The editor/LSP layer should follow that same rule too: editor diagnostics should be adapted from the shared structured diagnostic model rather than rebuilt from free-form strings.

That means JSON can preserve:

  • severity
  • code
  • message
  • primary location
  • related labels
  • notes
  • helps
  • suggestions

Illustrative shape:

{
  "severity": "Error",
  "code": "R1003",
  "message": "could not resolve name 'answer'",
  "location": {
    "file": "app/main.fol",
    "line": 3,
    "column": 12,
    "length": 6
  },
  "labels": [
    {
      "kind": "Primary",
      "message": "unresolved name",
      "location": {
        "file": "app/main.fol",
        "line": 3,
        "column": 12,
        "length": 6
      }
    }
  ],
  "notes": [
    "no visible declaration with that name was found in the current scope chain"
  ],
  "helps": [
    "check imports or declare the name before use"
  ],
  "suggestions": []
}

Again, the exact payload can evolve, but the important guarantee is that the structured fields are first-class rather than reverse-engineered from text.

Which compiler phases currently participate

At head, the main producers that lower into the shared diagnostics layer are:

  • parser
  • package loading
  • resolver
  • type checking
  • lowering
  • build evaluator
  • backend
  • frontend (workspace discovery and input validation)

That means diagnostics are already strong across:

  • syntax errors (with error recovery so cascades are contained)
  • package metadata and package-root errors
  • import-loading failures
  • unresolved names
  • duplicate names
  • ambiguous references
  • type mismatches and unsupported semantic surfaces inside V1
  • unsupported lowered V1 surfaces before target emission
  • backend emission and build failures when lowered V1 workspaces cannot become runnable artifacts
  • build graph evaluation failures

This is the important boundary for the current compiler stage:

  • the compiler can now parse, resolve, type-check, and lower the supported V1 subset
  • diagnostics already cover failures from each of those stages plus backend emission/build failures
  • the project now does promise a finished first backend for the current V1 subset, while later targets, optimizations, C ABI work, and Rust interop work remain outside this chapter

What diagnostics do not guarantee

Diagnostics are strong, but they are not a substitute for the later semantic phases.

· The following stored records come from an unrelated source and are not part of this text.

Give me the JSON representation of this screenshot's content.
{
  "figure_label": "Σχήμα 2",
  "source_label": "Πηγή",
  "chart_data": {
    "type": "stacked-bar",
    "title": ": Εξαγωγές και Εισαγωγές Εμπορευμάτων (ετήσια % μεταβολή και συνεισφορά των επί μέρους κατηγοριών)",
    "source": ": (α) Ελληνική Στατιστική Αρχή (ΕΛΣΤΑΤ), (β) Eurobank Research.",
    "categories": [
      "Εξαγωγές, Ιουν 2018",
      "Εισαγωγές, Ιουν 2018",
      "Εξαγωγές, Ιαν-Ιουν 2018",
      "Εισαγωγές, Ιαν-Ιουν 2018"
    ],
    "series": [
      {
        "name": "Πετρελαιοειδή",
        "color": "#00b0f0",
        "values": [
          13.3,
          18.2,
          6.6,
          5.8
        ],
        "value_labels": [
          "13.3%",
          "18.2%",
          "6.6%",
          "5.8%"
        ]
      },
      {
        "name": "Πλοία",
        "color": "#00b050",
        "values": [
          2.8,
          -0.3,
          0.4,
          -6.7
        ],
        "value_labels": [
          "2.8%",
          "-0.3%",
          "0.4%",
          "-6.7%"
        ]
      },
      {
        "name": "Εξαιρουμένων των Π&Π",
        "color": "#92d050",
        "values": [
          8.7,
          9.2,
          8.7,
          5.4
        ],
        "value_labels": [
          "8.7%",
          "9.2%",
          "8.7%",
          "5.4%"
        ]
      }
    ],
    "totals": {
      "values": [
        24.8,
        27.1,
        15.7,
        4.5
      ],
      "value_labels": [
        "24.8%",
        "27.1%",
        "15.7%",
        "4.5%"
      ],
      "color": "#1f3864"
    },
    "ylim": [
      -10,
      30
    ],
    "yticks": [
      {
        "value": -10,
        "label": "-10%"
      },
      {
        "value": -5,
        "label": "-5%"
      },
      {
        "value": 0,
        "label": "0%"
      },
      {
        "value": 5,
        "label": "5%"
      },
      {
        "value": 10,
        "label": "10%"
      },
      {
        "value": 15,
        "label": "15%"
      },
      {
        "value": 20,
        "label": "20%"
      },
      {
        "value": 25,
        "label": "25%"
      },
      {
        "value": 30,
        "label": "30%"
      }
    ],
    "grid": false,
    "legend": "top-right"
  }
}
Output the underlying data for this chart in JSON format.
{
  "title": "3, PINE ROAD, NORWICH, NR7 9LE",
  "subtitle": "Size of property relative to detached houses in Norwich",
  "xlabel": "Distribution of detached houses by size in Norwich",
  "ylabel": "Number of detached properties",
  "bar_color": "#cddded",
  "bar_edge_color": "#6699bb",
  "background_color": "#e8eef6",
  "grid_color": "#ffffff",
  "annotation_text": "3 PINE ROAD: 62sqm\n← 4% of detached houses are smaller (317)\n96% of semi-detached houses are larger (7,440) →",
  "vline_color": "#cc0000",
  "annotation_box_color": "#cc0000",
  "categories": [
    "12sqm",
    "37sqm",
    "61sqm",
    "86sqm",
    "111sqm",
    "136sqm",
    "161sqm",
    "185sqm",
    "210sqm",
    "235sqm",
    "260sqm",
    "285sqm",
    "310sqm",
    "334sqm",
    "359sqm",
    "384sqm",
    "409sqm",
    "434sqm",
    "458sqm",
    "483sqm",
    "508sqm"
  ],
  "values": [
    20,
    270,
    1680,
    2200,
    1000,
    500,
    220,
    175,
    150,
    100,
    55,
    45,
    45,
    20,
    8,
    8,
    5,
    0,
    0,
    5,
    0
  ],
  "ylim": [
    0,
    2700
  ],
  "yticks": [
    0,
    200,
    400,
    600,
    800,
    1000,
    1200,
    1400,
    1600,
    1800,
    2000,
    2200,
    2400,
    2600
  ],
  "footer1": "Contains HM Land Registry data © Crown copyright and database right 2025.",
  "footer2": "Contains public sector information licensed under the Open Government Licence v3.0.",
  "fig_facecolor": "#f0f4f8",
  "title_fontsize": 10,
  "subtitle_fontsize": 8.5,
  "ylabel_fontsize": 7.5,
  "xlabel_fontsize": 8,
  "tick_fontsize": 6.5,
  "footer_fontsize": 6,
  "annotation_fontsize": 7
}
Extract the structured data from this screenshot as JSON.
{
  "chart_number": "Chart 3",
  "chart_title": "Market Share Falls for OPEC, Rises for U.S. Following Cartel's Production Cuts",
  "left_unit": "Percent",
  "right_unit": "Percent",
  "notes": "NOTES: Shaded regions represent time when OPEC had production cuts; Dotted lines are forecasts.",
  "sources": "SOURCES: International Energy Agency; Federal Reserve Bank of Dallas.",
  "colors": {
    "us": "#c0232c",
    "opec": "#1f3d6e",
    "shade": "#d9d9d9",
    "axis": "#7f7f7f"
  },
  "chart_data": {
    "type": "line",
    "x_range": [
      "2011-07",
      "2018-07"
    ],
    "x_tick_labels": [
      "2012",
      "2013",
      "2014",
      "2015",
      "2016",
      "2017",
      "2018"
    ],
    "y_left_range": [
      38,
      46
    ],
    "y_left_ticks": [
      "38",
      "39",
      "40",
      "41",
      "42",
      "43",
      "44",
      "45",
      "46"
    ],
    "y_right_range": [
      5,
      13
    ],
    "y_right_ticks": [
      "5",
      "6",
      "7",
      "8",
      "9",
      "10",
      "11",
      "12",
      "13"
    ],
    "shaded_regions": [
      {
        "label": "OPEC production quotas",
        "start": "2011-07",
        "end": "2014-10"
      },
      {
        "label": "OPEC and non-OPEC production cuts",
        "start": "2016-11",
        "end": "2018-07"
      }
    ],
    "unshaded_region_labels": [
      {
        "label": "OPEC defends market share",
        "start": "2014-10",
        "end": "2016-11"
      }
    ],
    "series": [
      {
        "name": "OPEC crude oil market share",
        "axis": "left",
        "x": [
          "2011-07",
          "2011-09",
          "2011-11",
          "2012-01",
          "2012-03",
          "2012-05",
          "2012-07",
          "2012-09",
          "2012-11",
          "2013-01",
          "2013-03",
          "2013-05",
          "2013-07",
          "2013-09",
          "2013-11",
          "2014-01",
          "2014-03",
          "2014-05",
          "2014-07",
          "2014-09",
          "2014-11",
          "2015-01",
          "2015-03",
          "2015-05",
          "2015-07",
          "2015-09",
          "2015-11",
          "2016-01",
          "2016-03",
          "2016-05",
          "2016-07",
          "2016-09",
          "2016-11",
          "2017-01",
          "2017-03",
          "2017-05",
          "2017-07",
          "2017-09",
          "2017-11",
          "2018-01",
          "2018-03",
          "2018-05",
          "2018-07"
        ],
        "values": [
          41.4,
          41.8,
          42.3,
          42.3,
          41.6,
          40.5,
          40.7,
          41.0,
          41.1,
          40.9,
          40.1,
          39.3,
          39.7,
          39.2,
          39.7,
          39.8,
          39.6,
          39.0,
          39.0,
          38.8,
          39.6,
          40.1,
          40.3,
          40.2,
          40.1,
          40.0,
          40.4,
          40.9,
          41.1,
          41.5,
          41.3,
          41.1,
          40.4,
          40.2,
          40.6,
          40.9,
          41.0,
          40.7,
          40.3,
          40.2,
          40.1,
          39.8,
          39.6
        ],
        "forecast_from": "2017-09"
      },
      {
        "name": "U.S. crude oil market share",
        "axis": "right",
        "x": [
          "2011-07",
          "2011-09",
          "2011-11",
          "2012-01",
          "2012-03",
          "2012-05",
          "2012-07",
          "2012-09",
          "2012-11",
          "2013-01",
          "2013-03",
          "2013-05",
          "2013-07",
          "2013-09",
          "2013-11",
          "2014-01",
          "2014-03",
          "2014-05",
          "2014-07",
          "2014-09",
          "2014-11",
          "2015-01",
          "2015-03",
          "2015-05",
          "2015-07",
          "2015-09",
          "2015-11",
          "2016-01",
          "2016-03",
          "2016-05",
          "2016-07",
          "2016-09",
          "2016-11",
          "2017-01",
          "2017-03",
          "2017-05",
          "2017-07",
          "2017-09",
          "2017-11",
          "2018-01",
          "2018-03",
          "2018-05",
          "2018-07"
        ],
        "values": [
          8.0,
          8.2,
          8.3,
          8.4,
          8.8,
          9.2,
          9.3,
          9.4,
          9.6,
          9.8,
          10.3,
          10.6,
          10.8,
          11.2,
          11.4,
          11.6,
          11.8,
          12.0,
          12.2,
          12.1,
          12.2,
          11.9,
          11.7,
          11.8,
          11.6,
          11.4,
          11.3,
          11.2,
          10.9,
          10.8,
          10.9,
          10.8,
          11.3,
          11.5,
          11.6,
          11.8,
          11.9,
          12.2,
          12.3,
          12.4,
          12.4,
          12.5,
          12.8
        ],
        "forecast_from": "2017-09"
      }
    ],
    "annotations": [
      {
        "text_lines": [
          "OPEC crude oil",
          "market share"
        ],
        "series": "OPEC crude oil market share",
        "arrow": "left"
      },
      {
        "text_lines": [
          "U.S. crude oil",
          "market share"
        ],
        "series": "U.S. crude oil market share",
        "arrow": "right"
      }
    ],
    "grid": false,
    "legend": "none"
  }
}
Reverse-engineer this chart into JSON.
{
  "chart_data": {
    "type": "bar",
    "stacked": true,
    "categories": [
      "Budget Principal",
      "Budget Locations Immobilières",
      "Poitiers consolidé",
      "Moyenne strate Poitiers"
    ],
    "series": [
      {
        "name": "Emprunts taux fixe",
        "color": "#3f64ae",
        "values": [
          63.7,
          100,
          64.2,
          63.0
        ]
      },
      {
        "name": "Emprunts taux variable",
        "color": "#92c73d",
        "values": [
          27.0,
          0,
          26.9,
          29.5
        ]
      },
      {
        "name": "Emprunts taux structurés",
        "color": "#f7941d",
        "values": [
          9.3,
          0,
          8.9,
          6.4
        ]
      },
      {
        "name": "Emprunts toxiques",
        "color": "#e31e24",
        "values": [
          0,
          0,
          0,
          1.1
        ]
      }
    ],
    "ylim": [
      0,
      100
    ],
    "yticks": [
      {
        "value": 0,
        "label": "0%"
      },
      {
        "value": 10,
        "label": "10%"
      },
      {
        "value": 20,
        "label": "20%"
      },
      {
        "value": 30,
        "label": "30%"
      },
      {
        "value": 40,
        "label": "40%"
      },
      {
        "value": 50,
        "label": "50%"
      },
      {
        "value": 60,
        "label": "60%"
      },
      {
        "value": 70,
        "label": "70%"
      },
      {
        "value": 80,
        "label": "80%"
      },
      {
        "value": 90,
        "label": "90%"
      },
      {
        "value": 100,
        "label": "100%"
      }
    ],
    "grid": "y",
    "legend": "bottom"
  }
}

Current limits still matter:

  • parser diagnostics do not imply type checking has happened
  • report compatibility still belongs to later semantic work
  • type mismatch, coercion, and conversion diagnostics are future type-checker work
  • ownership and borrowing diagnostics are future semantic work
  • C ABI diagnostics are future V4 package/type/backend work
  • Rust interop diagnostics are future V4 package/type/backend work

So the current guarantee is:

  • if stream, lexer, parser, package loading, resolver, typechecker, or lowering can identify the problem now, diagnostics should be structured and exact

But not:

  • all language-semantic errors already exist today

Practical rule of thumb

When reading compiler output, think in this order:

  1. look at the diagnostic code in brackets to identify the error family
  2. trust the primary location
  3. use related labels to understand competing or earlier sites
  4. read notes for technical context
  5. read helps for the most actionable next step

That mental model matches how the compiler currently structures reporting.